Bezüglich der Auflösung hatte ich mir schon etwas Inzestuöses ausgemalt, war aber diesbezüglich tatsächlich etwas unsicher, da du ja sozusagen alles offen lässt. Jedenfalls lässt mich deine Geschichte mit einem seltsamen Gefühl der - ja was eigentlich? - zurück, so als hätte mir einen Leckerbissen vorgehalten, und dann wieder weggezogen. Allerdings enthält deine Geschichte beim zweiten hinsehen genug Hinweise, auf den Inzest. Also, was will ich eigentlich sagen - freu mich auf deine nächste

Geschichte.
Gruß Susleyka

P.S. Wer sagt eigentlich, dass Titel unbedingt groß geschrieben werden müssen? Ich kenne Autoren, die sich ausschließlich der Kleinschreibung bedienen.

 

Wer sagt eigentlich, dass Titel unbedingt groß geschrieben werden müssen?

Der Duden. :rolleyes:

Autoren, die alles klein schreiben, tun dies aus künstlerischen Gründen mit voller Absicht. Daher ja meine Frage, ob es sich hier um ein Versehen oder Absicht handelt - eine Frage übrigens, die Du, mia.mo, noch nicht beantwortet hast, glaube ich.

 

Hallo Uwe,
Um deine Frage zu beantworten, die Kleinschreibung des Titels ist ein schlichtes Versehen! Im Internet verwende ich sonst nur die Kleinschreibung.
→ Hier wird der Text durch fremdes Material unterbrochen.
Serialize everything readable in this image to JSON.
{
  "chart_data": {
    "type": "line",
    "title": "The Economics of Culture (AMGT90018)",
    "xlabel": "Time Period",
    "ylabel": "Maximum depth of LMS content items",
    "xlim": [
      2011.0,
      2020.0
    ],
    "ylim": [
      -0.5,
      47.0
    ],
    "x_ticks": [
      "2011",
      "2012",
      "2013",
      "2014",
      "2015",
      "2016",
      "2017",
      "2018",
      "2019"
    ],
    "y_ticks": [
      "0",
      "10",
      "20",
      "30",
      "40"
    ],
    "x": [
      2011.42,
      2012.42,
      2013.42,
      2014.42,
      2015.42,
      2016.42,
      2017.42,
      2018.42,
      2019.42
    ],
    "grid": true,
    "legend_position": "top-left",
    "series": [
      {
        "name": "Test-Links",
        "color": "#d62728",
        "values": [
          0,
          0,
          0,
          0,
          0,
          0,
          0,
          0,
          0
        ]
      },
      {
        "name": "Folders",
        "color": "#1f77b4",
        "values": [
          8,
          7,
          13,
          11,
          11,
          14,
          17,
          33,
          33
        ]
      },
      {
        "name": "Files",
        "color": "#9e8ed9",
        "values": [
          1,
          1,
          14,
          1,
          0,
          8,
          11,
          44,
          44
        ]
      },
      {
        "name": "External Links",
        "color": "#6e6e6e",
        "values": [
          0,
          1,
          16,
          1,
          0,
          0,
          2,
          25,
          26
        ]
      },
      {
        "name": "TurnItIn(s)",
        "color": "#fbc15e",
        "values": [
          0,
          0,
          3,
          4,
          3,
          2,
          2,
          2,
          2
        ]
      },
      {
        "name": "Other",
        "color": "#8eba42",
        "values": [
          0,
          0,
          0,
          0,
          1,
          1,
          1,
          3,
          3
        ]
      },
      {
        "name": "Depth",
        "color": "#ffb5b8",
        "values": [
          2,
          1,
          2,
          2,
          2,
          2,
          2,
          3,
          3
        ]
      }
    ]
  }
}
Danke für Deine Recherchen zum Thema Ergrauen.

Allen Anderen danke ich ebenfalls für ihre Kritik und freundlichen Worte!

Bis bald, mia

 

Mir hat rabenschwarz besser gefallen, ob nun Absicht dahintersteckte oder nicht. Aber egal. Die Geschichte hat mir gefallen. Gerade das Unausgesprochene macht ihren Reiz aus. Ich bin deswegen auch schon kritisiert worden und kann damit leben. Es ist klar, wenn man viel lesen möchte, was ein berechtigtes Anliegen ist, kann man nicht so intensiv lesen und Zwischentöne werden nicht wahrnehmbar. In diesem Fall habe ich mir die Mutter-Sohn-Geschichte denken können und das hat mir gereicht. Die Tatsache, dass es nicht offen gesagt wird, verstärkt den Reiz des Ungeheuren, der vom Inzest ausgeht und der sich in den grauen Haaren manifestiert. Die Erzählerin erzählt distanziert und fast ein wenig agressiv, man möchte sie lieber nicht unterbrechen, sondern lauscht still ihrer Tragödie, die sie knapp und kurz zu einem Ende bringt. Zurück bleibt das Unausgesprochene.